Suzukipro_345
En las frías llanuras del norte, Frieren y su grupo se detuvieron ante un hombre que sostenía una lanza antigua. No era un humano; su presencia emanaba la pesadez de los siglos. El Lancero observaba a Fern y a Stark con una mezcla de lástima y confusión.
- "Frieren," -dijo él- "he visto morir a miles de ellos. No entiendo por qué se esfuerzan en ser felices si su vida es un parpadeo. ¿Es que deciden ignorar que su final está a la vuelta de la esquina?"
Frieren guardó silencio, recordando la sonrisa de Himmel. El Lancero continuó, clavando su arma en la tierra:
- "He decidido creer en algo nuevo. Quizás su muerte no es un adiós, sino un 'hasta luego'. He llegado a pensar que la vida humana es solo el prólogo de un libro infinito. Ellos no ignoran el final; simplemente saben que lo que viene después de cerrar la página es lo que realmente importa."

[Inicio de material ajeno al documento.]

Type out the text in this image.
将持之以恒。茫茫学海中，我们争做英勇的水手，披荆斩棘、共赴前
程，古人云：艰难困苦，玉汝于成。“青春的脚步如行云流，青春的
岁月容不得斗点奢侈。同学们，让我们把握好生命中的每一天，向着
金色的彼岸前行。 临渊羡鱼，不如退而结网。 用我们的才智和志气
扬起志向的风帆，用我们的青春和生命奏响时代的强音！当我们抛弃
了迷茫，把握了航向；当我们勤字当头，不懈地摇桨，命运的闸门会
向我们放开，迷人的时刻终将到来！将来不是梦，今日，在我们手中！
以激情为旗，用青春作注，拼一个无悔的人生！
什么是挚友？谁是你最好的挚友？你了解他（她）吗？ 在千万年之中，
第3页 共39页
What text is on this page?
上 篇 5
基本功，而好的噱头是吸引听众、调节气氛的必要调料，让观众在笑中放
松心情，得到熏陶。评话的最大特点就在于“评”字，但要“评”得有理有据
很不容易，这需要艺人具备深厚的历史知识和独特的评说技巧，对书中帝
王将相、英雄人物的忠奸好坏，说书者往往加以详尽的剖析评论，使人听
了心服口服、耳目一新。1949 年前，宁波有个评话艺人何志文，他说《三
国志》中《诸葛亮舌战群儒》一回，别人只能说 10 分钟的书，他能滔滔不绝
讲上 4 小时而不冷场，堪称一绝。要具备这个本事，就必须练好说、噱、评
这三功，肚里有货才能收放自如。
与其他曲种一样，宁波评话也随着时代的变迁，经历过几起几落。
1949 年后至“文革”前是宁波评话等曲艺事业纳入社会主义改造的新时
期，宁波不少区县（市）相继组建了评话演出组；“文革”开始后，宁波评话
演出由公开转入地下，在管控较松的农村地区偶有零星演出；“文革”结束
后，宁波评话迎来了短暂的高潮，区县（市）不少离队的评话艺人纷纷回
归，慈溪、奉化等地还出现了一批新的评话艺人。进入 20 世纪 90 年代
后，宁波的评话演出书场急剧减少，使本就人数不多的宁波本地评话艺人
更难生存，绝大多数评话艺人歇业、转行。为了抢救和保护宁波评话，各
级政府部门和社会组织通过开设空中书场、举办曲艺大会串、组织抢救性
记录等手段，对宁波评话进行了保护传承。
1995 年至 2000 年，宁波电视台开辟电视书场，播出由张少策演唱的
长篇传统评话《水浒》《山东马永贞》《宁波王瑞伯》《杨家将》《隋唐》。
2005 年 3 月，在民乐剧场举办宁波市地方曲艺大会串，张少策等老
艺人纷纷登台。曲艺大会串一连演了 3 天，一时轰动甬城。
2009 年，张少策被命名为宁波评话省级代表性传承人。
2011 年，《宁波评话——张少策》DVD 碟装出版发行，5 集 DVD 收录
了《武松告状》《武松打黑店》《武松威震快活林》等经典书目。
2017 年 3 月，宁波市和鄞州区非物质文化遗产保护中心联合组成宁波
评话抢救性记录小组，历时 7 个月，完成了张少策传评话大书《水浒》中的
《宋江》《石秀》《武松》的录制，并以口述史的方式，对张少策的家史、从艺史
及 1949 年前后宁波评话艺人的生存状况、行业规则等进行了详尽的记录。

Aquellas palabras resonaron en Frieren. Entendió que su viaje a Aureole no era una despedida, sino la transición al siguiente capítulo.
Se separaron en silencio: Frieren hacia el Norte, buscando el final de ese prólogo, y el Lancero hacia el Sur, hacia el Reino donde todo empezó. Al llegar a la capital, el guerrero se sentó frente a la estatua de Himmel. Al ver a los niños jugar a sus pies, comprendió que el héroe no se había ido; su vida breve fue la semilla de una felicidad que no moriría nunca.
Por primera vez en milenios, el Lancero soltó su arma y sonrió, aceptando que, aunque su propia vida fuera larga, la verdadera magia residía en saber que nadie se va del todo.